Renforcer le rôle du pastoralisme dans la résilience climatique et la restauration des terres dans la région NENA

Le Consortium #IYRP du Proche-Orient et de l’Afrique du Nord (NENA), dont l’OSS est membre aux côtés de partenaires régionaux et internationaux clés, a activement contribué au sommet Désertif’actions 2026 à Djerba, en apportant une perspective régionale claire sur le rôle stratégique du pastoralisme dans la lutte contre la dégradation des terres et le renforcement de la résilience climatique dans les zones arides. Le Sommet a constitué une opportunité majeure pour faire avancer les priorités de l’Année internationale des parcours et des pasteurs (IYRP).

Lors de la session parallèle « Faire du pastoralisme un levier central des politiques pour des zones arides résilientes, M. Mustapha Mimouni, Directeur du Département Technologie, Information et Télédétection de l’OSS, représentant le Consortium, a contribué aux réflexions globales sur la participation et la représentation des pasteurs.

Il a mis en lumière l’étendue des parcours dans la région NENA, l’ampleur de la dégradation des terres, ainsi que le fort potentiel des solutions fondées sur les parcours. Il a également présenté l’initiative du Consortium et les actions en cours visant à structurer une plateforme régionale et à renforcer la visibilité du pastoralisme dans les agendas politiques et d’investissement.

Dans la dynamique de l’IYRP, les échanges ont souligné un enjeu majeur : garantir une intégration durable de la voix des pasteurs de la région NENA dans les processus décisionnels au-delà de 2026.

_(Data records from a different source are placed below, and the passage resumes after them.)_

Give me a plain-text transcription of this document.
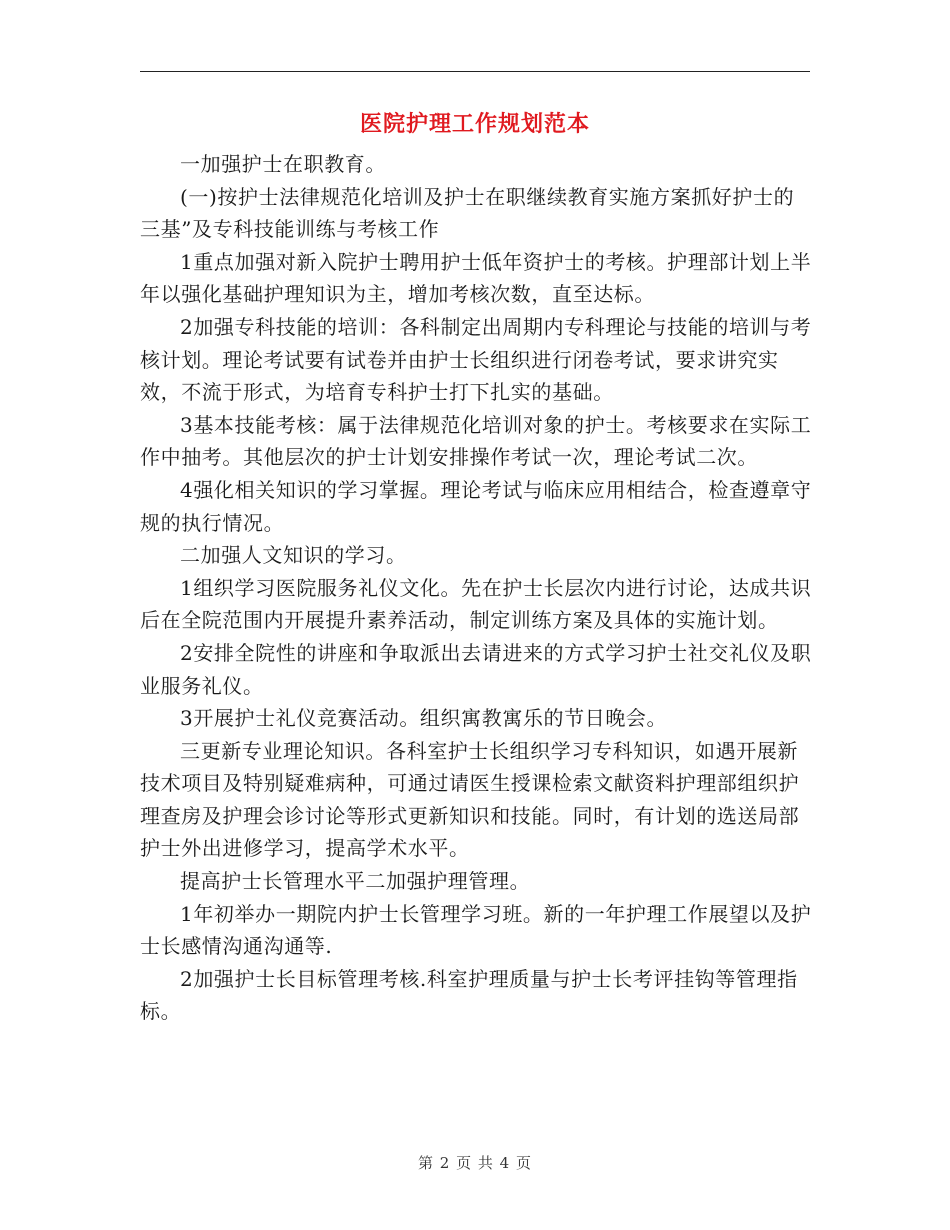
医院护理工作规划范本

一加强护士在职教育。

(一)按护士法律规范化培训及护士在职继续教育实施方案抓好护士的三基”及专科技能训练与考核工作

1重点加强对新入院护士聘用护士低年资护士的考核。护理部计划上半年以强化基础护理知识为主，增加考核次数，直至达标。

2加强专科技能的培训：各科制定出周期内专科理论与技能的培训与考核计划。理论考试要有试卷并由护士长组织进行闭卷考试，要求讲究实效，不流于形式，为培育专科护士打下扎实的基础。

3基本技能考核：属于法律规范化培训对象的护士。考核要求在实际工作中抽考。其他层次的护士计划安排操作考试一次，理论考试二次。

4强化相关知识的学习掌握。理论考试与临床应用相结合，检查遵章守规的执行情况。

二加强人文知识的学习。

1组织学习医院服务礼仪文化。先在护士长层次内进行讨论，达成共识后在全院范围内开展提升素养活动，制定训练方案及具体的实施计划。

2安排全院性的讲座和争取派出去请进来的方式学习护士社交礼仪及职业服务礼仪。

3开展护士礼仪竞赛活动。组织寓教寓乐的节日晚会。

三更新专业理论知识。各科室护士长组织学习专科知识，如遇开展新技术项目及特别疑难病种，可通过请医生授课检索文献资料护理部组织护理查房及护理会诊讨论等形式更新知识和技能。同时，有计划的选送局部护士外出进修学习，提高学术水平。

提高护士长管理水平二加强护理管理。

1年初举办一期院内护士长管理学习班。新的一年护理工作展望以及护士长感情沟通沟通等.

2加强护士长目标管理考核.科室护理质量与护士长考评挂钩等管理指标。

第 2 页 共 4 页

Le maintien de cette visibilité et de cette influence repose sur quatre piliers essentiels : une représentation institutionnalisée, un renforcement des données et du narratif, des évolutions politiques, et des mécanismes de financement durables.

À travers le travail de groupe « Faire progresser les droits des pasteurs dans le cadre de la CNULCD », animé par l’International Land Coalition, l’accent a été mis sur l’alignement des politiques et les contributions concrètes à l’agenda de la CoP17 de la CNULCD. M. Mimouni a insisté sur l’importance de relier les priorités régionales - mobilité, restauration des parcours, gouvernance et investissement - aux cadres globaux, tout en les traduisant en messages politiques opérationnels et en initiatives à l’échelle.

Cette participation visait à assurer une pleine intégration des priorités régionales dans les discussions internationales et à renforcer la visibilité et le positionnement du Consortium.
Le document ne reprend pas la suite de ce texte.